In 2017, Comic Book Resources ranked Spock and the Romulan commander the 11th best romantic relationship of the Star Trek franchise up to that time. In 2017, CBR ranked the Romulan commander the 7th "fiercest" female character of the Star Trek universe.

In 2020, SyFy recommended watching this episode for background on Romulans for Star Trek: Picard.

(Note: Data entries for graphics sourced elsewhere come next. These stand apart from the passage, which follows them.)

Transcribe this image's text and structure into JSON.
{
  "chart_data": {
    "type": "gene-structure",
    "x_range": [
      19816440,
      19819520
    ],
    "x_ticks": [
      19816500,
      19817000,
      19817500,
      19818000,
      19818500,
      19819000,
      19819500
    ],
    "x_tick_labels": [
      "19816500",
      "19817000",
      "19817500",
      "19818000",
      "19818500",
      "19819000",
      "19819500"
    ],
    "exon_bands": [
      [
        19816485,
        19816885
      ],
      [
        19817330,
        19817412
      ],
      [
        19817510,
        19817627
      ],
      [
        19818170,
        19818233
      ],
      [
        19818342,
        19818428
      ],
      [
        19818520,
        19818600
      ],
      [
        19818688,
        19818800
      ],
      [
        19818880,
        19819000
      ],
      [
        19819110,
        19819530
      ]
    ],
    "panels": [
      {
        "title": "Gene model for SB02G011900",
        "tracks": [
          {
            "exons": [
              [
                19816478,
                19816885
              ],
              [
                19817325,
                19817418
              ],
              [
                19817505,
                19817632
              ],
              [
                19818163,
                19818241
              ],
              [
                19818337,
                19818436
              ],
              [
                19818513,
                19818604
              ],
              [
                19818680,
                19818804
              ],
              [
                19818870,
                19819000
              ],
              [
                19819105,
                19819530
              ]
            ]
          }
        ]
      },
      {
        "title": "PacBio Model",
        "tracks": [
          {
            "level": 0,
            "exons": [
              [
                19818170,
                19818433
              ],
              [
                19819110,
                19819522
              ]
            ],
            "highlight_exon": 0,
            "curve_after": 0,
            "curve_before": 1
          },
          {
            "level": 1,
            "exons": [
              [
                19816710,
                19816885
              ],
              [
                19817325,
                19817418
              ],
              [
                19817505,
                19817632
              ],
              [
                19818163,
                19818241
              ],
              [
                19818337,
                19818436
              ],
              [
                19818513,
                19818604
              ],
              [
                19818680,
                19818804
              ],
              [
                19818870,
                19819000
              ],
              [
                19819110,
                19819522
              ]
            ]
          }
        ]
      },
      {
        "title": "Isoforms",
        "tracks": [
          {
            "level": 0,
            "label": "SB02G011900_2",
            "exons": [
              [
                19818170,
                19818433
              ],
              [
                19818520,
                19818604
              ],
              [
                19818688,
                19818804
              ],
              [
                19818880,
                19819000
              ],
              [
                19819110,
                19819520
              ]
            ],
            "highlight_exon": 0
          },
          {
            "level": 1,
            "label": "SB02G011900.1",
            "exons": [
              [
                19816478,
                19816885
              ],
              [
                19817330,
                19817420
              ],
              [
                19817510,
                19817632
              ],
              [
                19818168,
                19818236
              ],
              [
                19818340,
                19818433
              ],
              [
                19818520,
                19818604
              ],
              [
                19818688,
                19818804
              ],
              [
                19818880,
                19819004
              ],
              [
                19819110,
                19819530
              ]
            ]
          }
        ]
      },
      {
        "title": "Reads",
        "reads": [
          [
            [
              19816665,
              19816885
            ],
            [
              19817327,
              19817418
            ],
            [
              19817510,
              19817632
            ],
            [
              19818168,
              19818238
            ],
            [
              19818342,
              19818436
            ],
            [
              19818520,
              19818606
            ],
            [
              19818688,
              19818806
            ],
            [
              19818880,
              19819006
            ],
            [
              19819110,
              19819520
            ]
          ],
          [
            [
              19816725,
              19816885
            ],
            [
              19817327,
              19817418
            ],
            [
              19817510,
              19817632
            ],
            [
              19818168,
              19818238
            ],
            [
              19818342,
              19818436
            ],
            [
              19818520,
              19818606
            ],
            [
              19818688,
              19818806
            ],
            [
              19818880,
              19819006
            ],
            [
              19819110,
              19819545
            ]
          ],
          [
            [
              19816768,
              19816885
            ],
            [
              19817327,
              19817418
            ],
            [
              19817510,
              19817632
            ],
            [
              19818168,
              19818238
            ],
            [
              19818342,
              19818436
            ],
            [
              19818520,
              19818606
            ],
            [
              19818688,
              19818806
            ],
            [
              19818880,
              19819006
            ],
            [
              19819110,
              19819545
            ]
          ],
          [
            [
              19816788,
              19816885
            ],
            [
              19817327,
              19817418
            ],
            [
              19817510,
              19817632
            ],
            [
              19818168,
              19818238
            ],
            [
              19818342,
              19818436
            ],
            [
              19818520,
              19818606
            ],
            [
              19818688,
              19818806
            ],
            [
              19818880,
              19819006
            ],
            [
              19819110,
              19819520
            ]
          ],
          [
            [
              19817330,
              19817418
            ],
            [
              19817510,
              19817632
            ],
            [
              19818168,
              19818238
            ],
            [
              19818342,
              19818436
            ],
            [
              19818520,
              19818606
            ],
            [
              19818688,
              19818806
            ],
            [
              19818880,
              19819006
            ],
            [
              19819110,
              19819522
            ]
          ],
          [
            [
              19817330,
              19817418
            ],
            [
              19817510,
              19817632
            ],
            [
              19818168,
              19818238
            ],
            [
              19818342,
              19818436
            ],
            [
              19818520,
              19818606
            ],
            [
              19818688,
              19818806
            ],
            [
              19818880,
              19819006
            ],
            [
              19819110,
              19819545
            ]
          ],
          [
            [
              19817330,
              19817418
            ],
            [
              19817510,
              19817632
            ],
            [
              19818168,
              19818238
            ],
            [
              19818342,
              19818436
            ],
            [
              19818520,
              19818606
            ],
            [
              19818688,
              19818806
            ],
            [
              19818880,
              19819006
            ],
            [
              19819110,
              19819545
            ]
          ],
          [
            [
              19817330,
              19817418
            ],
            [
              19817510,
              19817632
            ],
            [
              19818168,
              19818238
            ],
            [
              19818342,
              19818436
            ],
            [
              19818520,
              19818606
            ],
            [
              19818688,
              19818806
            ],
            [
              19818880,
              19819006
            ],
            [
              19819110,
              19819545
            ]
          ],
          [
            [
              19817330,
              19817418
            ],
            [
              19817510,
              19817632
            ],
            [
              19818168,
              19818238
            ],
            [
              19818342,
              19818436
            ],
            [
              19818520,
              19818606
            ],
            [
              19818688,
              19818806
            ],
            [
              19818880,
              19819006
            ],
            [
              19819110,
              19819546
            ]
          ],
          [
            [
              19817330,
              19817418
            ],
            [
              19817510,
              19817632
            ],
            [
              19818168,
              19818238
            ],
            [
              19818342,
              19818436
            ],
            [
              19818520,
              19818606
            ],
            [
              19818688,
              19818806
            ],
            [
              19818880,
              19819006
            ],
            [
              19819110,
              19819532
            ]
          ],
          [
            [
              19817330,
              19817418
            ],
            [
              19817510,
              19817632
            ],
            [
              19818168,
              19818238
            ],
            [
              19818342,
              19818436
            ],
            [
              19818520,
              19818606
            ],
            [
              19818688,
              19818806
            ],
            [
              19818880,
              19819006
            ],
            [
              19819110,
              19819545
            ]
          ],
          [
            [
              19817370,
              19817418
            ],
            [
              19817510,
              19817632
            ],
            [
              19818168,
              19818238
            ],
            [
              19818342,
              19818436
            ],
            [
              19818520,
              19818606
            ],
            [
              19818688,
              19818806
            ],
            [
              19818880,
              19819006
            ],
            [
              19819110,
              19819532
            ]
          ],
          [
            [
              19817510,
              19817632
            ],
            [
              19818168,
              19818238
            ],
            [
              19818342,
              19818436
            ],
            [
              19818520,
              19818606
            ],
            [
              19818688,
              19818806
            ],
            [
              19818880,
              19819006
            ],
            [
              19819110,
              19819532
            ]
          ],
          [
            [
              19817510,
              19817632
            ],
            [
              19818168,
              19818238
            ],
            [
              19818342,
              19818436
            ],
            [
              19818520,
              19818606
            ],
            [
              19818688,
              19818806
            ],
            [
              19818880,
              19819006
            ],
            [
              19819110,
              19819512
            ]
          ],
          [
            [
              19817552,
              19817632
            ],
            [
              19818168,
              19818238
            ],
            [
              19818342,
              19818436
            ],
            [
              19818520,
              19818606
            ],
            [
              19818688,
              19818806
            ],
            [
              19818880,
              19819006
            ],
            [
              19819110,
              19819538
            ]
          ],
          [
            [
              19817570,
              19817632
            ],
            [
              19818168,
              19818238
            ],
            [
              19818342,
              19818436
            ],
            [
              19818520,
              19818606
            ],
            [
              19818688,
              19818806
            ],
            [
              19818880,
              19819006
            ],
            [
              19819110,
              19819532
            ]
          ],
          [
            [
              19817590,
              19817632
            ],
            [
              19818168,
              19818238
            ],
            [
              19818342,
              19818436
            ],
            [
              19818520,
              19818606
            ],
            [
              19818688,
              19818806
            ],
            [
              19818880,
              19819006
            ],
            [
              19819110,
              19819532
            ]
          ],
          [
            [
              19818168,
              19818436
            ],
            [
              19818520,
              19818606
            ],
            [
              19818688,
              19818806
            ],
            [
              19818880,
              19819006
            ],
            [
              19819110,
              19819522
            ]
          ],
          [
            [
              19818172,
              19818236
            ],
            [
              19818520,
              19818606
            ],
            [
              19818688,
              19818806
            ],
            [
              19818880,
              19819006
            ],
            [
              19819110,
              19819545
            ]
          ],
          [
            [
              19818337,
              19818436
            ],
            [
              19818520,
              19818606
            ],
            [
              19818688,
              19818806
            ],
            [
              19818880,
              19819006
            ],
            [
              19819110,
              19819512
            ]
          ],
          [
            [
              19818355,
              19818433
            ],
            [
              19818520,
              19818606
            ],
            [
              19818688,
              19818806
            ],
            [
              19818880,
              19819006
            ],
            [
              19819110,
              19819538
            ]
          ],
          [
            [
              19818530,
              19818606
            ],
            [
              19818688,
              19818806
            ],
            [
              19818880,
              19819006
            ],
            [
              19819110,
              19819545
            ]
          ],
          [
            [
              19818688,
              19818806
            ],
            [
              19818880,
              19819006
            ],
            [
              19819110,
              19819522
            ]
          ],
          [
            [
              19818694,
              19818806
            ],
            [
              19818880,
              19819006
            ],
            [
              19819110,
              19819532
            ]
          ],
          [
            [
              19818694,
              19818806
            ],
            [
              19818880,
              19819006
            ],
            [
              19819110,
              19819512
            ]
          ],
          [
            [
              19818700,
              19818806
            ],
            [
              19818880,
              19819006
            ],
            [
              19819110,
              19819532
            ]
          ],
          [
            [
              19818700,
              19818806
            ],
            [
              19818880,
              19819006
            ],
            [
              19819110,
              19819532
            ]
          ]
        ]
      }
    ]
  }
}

In 2020, ScreenRant ranked it as the 4th best episode of TOS to re-watch. They note the similarity in the plot between this episode and season one of Star Trek: Discovery, although instead of the Romulans, the Klingons are shown.

== Releases ==
This episode was released in Japan on December 21, 1993 as part of the complete season 3 LaserDisc set, Star Trek: Original Series log.3. A trailer for this and the other episodes was also included, and the episode had English and Japanese audio tracks. The cover script was スター・トレック TVサードシーズン

The episode was released on VHS in the United Kingdom, paired with "And the Children Shall Lead".

This episode was included in the TOS Season 3 remastered DVD box set, with the remastered version of this episode.